In second part, we show on the quantum Hall effect in non-magic angle twisted bilayer graphene.2,3 The tunneling strength among the layers can be varied from very weak to strong via the mechanism of magnetic breakdown when tuning the density. Odd-integer quantum Hall physics is not anticipated in the regime of suppressed tunneling for balanced layer densities, yet it is observed. We interpret this as a signature of Coulomb interaction induced interlayer coherence at half filling of each layer. A density imbalance gives rise to reentrant behavior due to a phase transition from the interlayer coherent state to incompressible behavior caused by simultaneous condensation of both layers in different quantum Hall states. With increasing overall density, magnetic breakdown gains the upper hand. As a consequence of the enhanced interlayer tunneling, the interlayer coherent state and the phase transition vanish.

References

1. Y. Kim et al, Nat. Phys. 15, 154-158 (2019).

2. Y. Kim et al, Nano, Lett. 21, 4249-4254 (2021)

3. D. Kim† and B. Kang† et al, In preparation (2022)

Hyobin Yoo (Sogang University)

Title: Operando TEM investigation on the domain dynamics in 2D ferroelectrics

Abstract: Control of interlayer stacking angle in two-dimensional (2-D) van der Waals (vdW) heterostructure enables one to engineer the crystal symmetry to imprint novel functionality. By stacking two layers of transition metal dichalcogenides (TMD) with designed twist angle, one can break the inversion symmetry and thereby develop vertical electric polarization. The direction of the electric polarization can be switched electrically, suggesting that the twisted bilayer TMD can host ferroelectricity. Such ferroelectricity reported in twisted bilayer vdW system is distinguished from conventional ferroelectrics in that the lateral sliding of the constituent layers induces vertical electric polarizations. Due to the reduced dimension, the ferroelectric domains do not require forward growth along the third dimension, suggesting unconventional 2-D domain dynamics under an applied electric field.

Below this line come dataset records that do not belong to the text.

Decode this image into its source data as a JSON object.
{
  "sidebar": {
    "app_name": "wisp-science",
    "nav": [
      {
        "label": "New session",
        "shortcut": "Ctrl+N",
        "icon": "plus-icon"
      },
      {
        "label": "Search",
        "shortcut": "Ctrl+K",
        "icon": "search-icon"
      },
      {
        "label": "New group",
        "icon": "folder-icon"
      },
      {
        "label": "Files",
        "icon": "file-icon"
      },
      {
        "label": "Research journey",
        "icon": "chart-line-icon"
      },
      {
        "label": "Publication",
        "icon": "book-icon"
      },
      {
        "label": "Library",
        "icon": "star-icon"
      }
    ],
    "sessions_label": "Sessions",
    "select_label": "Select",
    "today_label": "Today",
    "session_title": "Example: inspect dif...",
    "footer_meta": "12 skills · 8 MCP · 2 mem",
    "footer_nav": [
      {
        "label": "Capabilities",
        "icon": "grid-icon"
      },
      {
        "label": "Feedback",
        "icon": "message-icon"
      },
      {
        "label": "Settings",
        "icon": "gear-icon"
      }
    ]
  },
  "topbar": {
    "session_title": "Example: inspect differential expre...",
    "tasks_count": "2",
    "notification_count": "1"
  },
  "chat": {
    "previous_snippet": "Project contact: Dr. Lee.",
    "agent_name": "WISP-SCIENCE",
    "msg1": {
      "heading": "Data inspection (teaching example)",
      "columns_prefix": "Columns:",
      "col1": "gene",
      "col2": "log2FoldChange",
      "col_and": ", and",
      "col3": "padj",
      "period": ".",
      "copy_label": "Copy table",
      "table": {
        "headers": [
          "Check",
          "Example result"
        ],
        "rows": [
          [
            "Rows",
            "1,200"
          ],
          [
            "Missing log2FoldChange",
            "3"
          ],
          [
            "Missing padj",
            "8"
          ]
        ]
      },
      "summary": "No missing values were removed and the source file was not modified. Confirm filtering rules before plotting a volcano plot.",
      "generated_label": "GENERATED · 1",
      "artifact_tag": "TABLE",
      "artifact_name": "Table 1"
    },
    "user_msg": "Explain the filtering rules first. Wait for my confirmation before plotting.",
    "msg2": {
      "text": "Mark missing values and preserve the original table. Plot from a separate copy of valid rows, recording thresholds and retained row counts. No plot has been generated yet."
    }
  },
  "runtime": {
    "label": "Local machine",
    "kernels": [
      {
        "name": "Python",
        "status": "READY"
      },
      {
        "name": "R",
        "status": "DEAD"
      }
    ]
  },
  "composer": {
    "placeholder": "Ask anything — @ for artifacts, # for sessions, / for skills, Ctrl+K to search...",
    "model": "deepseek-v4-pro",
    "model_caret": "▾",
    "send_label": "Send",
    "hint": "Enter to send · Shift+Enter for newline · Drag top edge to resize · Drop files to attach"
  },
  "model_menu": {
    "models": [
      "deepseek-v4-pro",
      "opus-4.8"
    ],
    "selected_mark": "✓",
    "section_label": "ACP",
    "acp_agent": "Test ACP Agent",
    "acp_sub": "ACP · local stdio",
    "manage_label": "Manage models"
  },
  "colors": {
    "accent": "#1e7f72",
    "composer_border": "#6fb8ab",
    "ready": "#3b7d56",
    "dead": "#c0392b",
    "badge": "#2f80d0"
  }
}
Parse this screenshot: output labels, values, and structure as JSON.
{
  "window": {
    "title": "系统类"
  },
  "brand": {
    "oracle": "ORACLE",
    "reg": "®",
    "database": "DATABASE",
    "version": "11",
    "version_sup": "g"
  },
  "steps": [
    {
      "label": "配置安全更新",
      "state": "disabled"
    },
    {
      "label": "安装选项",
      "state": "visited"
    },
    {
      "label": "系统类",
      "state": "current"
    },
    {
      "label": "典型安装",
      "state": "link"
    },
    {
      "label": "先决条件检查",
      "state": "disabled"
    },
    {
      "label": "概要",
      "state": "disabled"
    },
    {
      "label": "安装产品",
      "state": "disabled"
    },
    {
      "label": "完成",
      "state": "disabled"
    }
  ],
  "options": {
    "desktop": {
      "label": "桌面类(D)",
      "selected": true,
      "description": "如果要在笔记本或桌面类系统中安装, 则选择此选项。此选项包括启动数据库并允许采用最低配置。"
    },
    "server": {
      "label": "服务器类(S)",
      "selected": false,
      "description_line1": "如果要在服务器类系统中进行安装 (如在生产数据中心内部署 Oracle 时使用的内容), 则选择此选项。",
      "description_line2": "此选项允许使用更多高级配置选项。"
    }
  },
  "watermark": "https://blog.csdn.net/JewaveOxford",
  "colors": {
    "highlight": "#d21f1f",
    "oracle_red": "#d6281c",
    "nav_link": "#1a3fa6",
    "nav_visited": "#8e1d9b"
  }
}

Here we employ operando transmission electron microscopy (TEM) to investigate the domain dynamics in 2-D vdW ferroelectrics. Operando TEM technique enables one to examine the structural change in the environment that mimics the device operating condition. On a thin SiN based TEM compatible platform, we fabricated double capacitor structure on 2D vdW ferroelectrics. Electrical gating in double capacitor structure and real time observation of structural change in a simultaneous manner provides an insight onto the switching mechanism of the 2-D vdW ferroelectrics.